The flight to Mars should take about six months, but depending on how the planets are lined up, it could take seven or eight. When you consider how much planning will be involved, that’s a pretty cloudy estimate. It sounds a little like the response you get from a teenager who’s fleeing the house:
“Where are you going?”
“When will you be back?”
“In a few hours. Or maybe the end of October. Or whatever.”
Clearly, we’re not used to such extended trips. Six-month excursions are rare in history. I think that’s because the unknown regions of the globe were widely imagined to be inhabited by sea monsters, giants, and people selling home security systems. Also, the longer we’re gone, the more newspapers we find piled up around the front door, and the more likely we’ll discover something in the refrigerator that shouldn’t have been left there.
Lewis and Clark’s expedition into the northwestern corner of the United States lasted more than two years, but they walked much of the way and for the most part had no idea where they were going. On the other hand, their destination — the Pacific Ocean — was sitting relatively still, while Mars orbits the sun at an average speed of fifty-four thousand miles an hour. The Earth moves even faster than that. Someone will have to do the calculations, but it won’t be me, because I’ll forget to carry the one and end up in the asteroid belt. And believe me, that is not where you want to be, especially if you’re alone and planning to arrive in the middle of the night.
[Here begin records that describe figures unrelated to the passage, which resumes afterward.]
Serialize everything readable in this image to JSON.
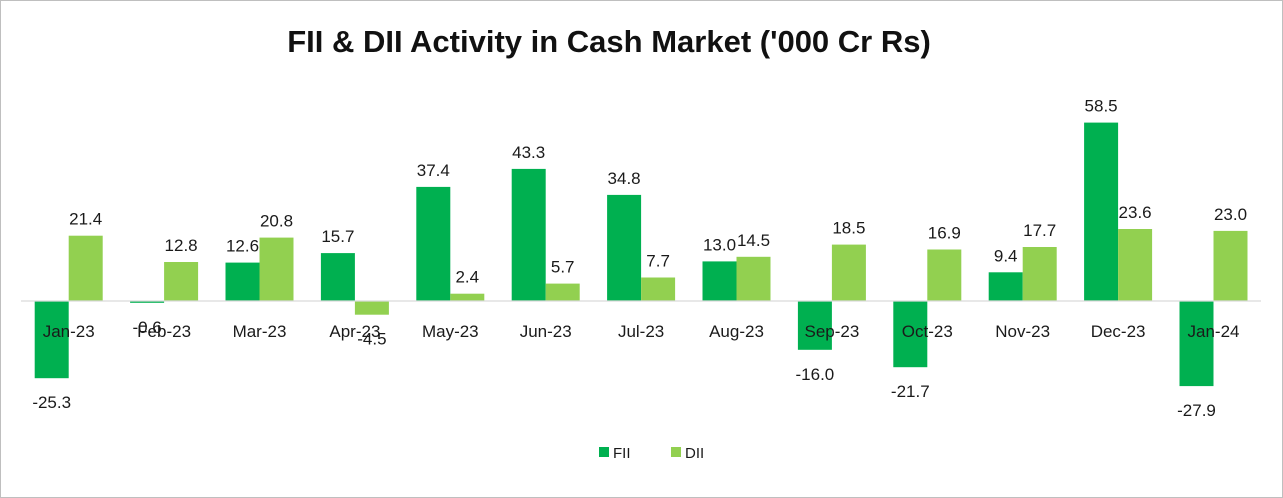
{
  "chart_data": {
    "type": "bar",
    "title": "FII & DII Activity in Cash Market ('000 Cr Rs)",
    "xlabel": "",
    "ylabel": "",
    "grid": false,
    "legend_position": "bottom-center",
    "ylim": [
      -35,
      70
    ],
    "categories": [
      "Jan-23",
      "Feb-23",
      "Mar-23",
      "Apr-23",
      "May-23",
      "Jun-23",
      "Jul-23",
      "Aug-23",
      "Sep-23",
      "Oct-23",
      "Nov-23",
      "Dec-23",
      "Jan-24"
    ],
    "series": [
      {
        "name": "FII",
        "color": "#00b050",
        "values": [
          -25.3,
          -0.6,
          12.6,
          15.7,
          37.4,
          43.3,
          34.8,
          13.0,
          -16.0,
          -21.7,
          9.4,
          58.5,
          -27.9
        ],
        "labels": [
          "-25.3",
          "-0.6",
          "12.6",
          "15.7",
          "37.4",
          "43.3",
          "34.8",
          "13.0",
          "-16.0",
          "-21.7",
          "9.4",
          "58.5",
          "-27.9"
        ]
      },
      {
        "name": "DII",
        "color": "#92d050",
        "values": [
          21.4,
          12.8,
          20.8,
          -4.5,
          2.4,
          5.7,
          7.7,
          14.5,
          18.5,
          16.9,
          17.7,
          23.6,
          23.0
        ],
        "labels": [
          "21.4",
          "12.8",
          "20.8",
          "-4.5",
          "2.4",
          "5.7",
          "7.7",
          "14.5",
          "18.5",
          "16.9",
          "17.7",
          "23.6",
          "23.0"
        ]
      }
    ]
  }
}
Friends have asked how I’ll deal with boredom during the journey to Mars. That isn’t what I’m worried about. I have plenty of reading to catch up on; I could take a bus to Neptune and still wouldn’t get to all of the books I’ve bought. Plus, I really like looking out the window. What troubles me is the possibility of getting a bad toothache two weeks into a six-month flight. Then what? I hadn’t considered it before, but I guess we’ll have to include a dentist in the crew. Which leads to the next logical question: What if the dentist dies shortly after launch, and then I get a toothache? Do we add a second dentist? The ship is beginning to get crowded, and one of the goals of this trip was having a chance to be alone, at least some of the time. Traveling to Mars with two dentists might prove difficult, especially if they insist on teaching me proper brushing techniques. I’ll need a therapist to help with moments of irritability and depression. Again, following this line of reasoning to its obvious conclusion: What if the therapist dies, and then I start to feel irritable and depressed?
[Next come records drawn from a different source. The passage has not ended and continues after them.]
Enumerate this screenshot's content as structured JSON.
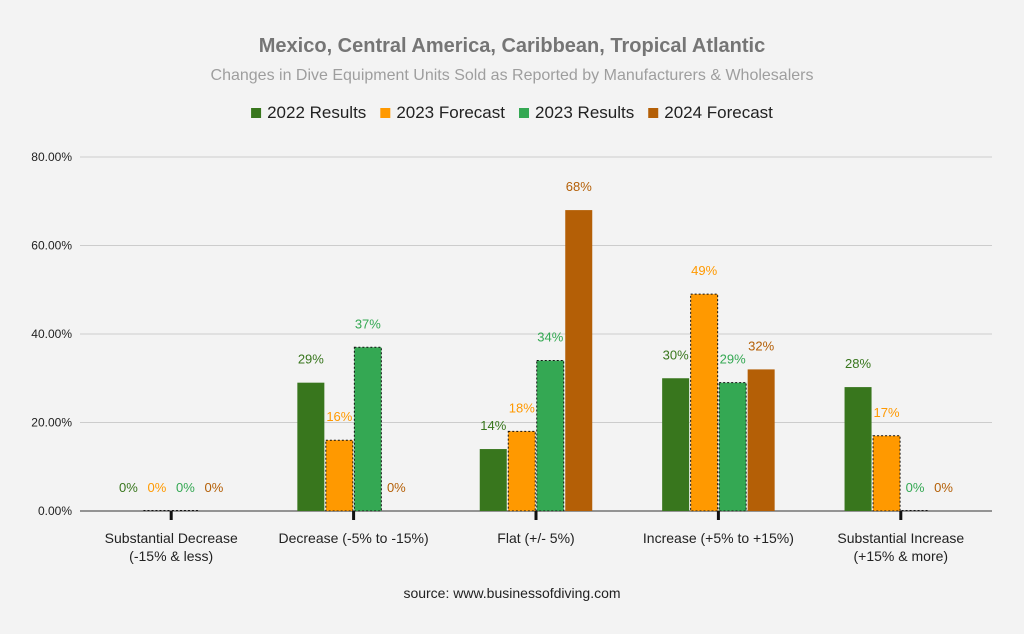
{
  "chart_data": {
    "type": "bar",
    "title": "Mexico, Central America, Caribbean, Tropical Atlantic",
    "subtitle": "Changes in Dive Equipment Units Sold as Reported by Manufacturers & Wholesalers",
    "categories": [
      [
        "Substantial Decrease",
        "(-15% & less)"
      ],
      [
        "Decrease (-5% to -15%)"
      ],
      [
        "Flat (+/- 5%)"
      ],
      [
        "Increase (+5% to +15%)"
      ],
      [
        "Substantial Increase",
        "(+15% & more)"
      ]
    ],
    "series": [
      {
        "name": "2022 Results",
        "color": "#38761d",
        "values": [
          0,
          29,
          14,
          30,
          28
        ],
        "labels": [
          "0%",
          "29%",
          "14%",
          "30%",
          "28%"
        ],
        "dashed": false
      },
      {
        "name": "2023 Forecast",
        "color": "#ff9900",
        "values": [
          0,
          16,
          18,
          49,
          17
        ],
        "labels": [
          "0%",
          "16%",
          "18%",
          "49%",
          "17%"
        ],
        "dashed": true
      },
      {
        "name": "2023 Results",
        "color": "#34a853",
        "values": [
          0,
          37,
          34,
          29,
          0
        ],
        "labels": [
          "0%",
          "37%",
          "34%",
          "29%",
          "0%"
        ],
        "dashed": true
      },
      {
        "name": "2024 Forecast",
        "color": "#b45f06",
        "values": [
          0,
          0,
          68,
          32,
          0
        ],
        "labels": [
          "0%",
          "0%",
          "68%",
          "32%",
          "0%"
        ],
        "dashed": false
      }
    ],
    "yticks": [
      "0.00%",
      "20.00%",
      "40.00%",
      "60.00%",
      "80.00%"
    ],
    "ylim": [
      0,
      80
    ],
    "grid": true,
    "legend_position": "top",
    "source": "source: www.businessofdiving.com"
  }
}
Once on the surface of Mars, there will be additional discomforts to overcome. For example, the average temperature there is minus eighty-one degrees. When I first learned this, I checked to see whether that was in Celsius or Fahrenheit, because I wanted to know exactly how many seconds it would take for my blood to freeze and my eyes to fall out. In December 1804, while in North Dakota, Lewis and Clark recorded weather conditions in their journal:
“The murkery this morning stood at 40° below 0 which is 72° below freesing point.”
I realize these guys were brave explorers who didn’t have the advantages of space-age materials to protect them from the elements. Secretly, though, I think they were wimps. For sure, they couldn’t spell to save their lives.
A few scientists worry about finding enough drinking water on Mars. There’s ice at the poles, but everywhere else things look pretty dry. I’m not concerned. I plan to take a tent and some camping equipment with me, which should guarantee plenty of rain. It will also attract any insects that may be within flying or crawling range, so I can pretend I’m at the beach or relaxing in my room at a fancy Caribbean hotel.
Will I encounter other wildlife? It’s very likely. This is just a theory, but I suspect those craters on Mars were formed not by the impact of falling comets, but rather by burrowing creatures similar to prairie dogs or rabbits. I admit the theory isn’t flawless. One problem is that the largest crater is five thousand miles across. That’s a big rabbit. What are these animals eating? Then I recalled the strange fruits I’ve noticed at the supermarket — some of them almost have to be from another planet. But if these plants come from Mars, where are they growing? The landscape appears to be barren. The only rational explanation is that there must be underground trees. Is that possible?
Such questions will surely lead to a few answers, and even more intriguing questions. Who knows what mysteries await? Humans will eventually colonize our neighbor in space. We’ll figure out how to create a breathable atmosphere, tap into the water supply, and grow our own food. We may even decide that the Red Planet really is red, after all.
Meanwhile, there’s a lot to do, many details to be worked out. I eagerly anticipate my mission, much as Lewis and Clark anticipated theirs. Mostly, I look forward to the response I yell back to my teenage son as I’m fleeing the house:
“Where are you going, Dad?”
“When will you be back?”
“In twelve months. Or maybe three years. Or whatever.”